At 5%, MgSt resulted in faster drug release than 1%. This could be attributed to the greater hydrophobic effect of a higher concentration of MgSt. Thus, the hydrophobicity of an additive has to be carefully considered as it would affect the hydration of HPMC and consequently the drug release rate. At 5%, the hydrophilic SiO2 attracted more water into the PEG matrix than 1%, causing the rapid disintegration of the PEG matrix and resulted in even faster drug release. On the other hand, MC produced a greater gelling effect at higher concentration, leading to slower drug release than 1% MC. More interestingly, the addition of DCP at 5% markedly reduced the release of drug, with 87.7% MNZ released at 60 min. The hydration and disintegration of the PEG matrix was markedly retarded by the higher concentration of DCP, allowing more HPMC to swell and form a more effective barrier.

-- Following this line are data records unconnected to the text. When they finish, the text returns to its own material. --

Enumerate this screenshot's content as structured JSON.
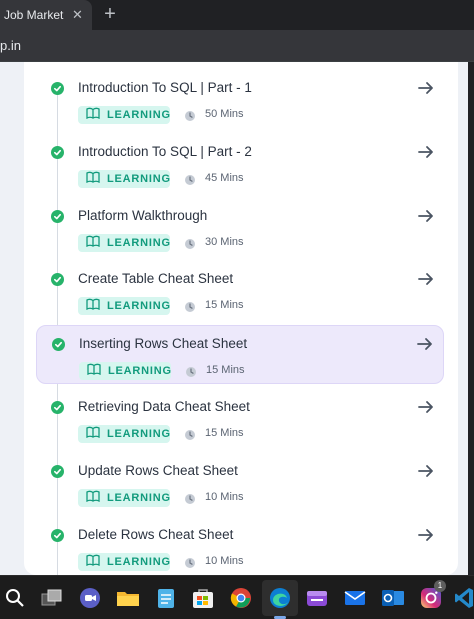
{
  "browser": {
    "tab_title": "Job Market | N",
    "tab_close": "✕",
    "new_tab": "+",
    "url_fragment": "p.in"
  },
  "lessons": [
    {
      "title": "Introduction To SQL | Part - 1",
      "badge": "LEARNING",
      "duration": "50 Mins",
      "active": false
    },
    {
      "title": "Introduction To SQL | Part - 2",
      "badge": "LEARNING",
      "duration": "45 Mins",
      "active": false
    },
    {
      "title": "Platform Walkthrough",
      "badge": "LEARNING",
      "duration": "30 Mins",
      "active": false
    },
    {
      "title": "Create Table Cheat Sheet",
      "badge": "LEARNING",
      "duration": "15 Mins",
      "active": false
    },
    {
      "title": "Inserting Rows Cheat Sheet",
      "badge": "LEARNING",
      "duration": "15 Mins",
      "active": true
    },
    {
      "title": "Retrieving Data Cheat Sheet",
      "badge": "LEARNING",
      "duration": "15 Mins",
      "active": false
    },
    {
      "title": "Update Rows Cheat Sheet",
      "badge": "LEARNING",
      "duration": "10 Mins",
      "active": false
    },
    {
      "title": "Delete Rows Cheat Sheet",
      "badge": "LEARNING",
      "duration": "10 Mins",
      "active": false
    }
  ],
  "taskbar": {
    "instagram_badge": "1",
    "icons": [
      "search-icon",
      "task-view-icon",
      "chat-icon",
      "file-explorer-icon",
      "notepad-icon",
      "store-icon",
      "chrome-icon",
      "edge-icon",
      "media-icon",
      "mail-icon",
      "outlook-icon",
      "instagram-icon",
      "vscode-icon"
    ]
  },
  "colors": {
    "check": "#27b36a",
    "badge_bg": "#d6f6ef",
    "badge_text": "#129b7d",
    "active_row": "#ede9fb"
  }
}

From the above results, hydrophilic non-gelling additives could enhance the hydration rate of the microparticles, but they were ineffective for decreasing the gellation time of HPMC to form a barrier because of the rapid disintegration of the PEG matrix. The latter could be achieved by employing a high concentration of DCP. DCP reduced the hydration rate and retarded the disintegration of the PEG matrix, thus allowing sufficient time for HPMC to swell and form a barrier.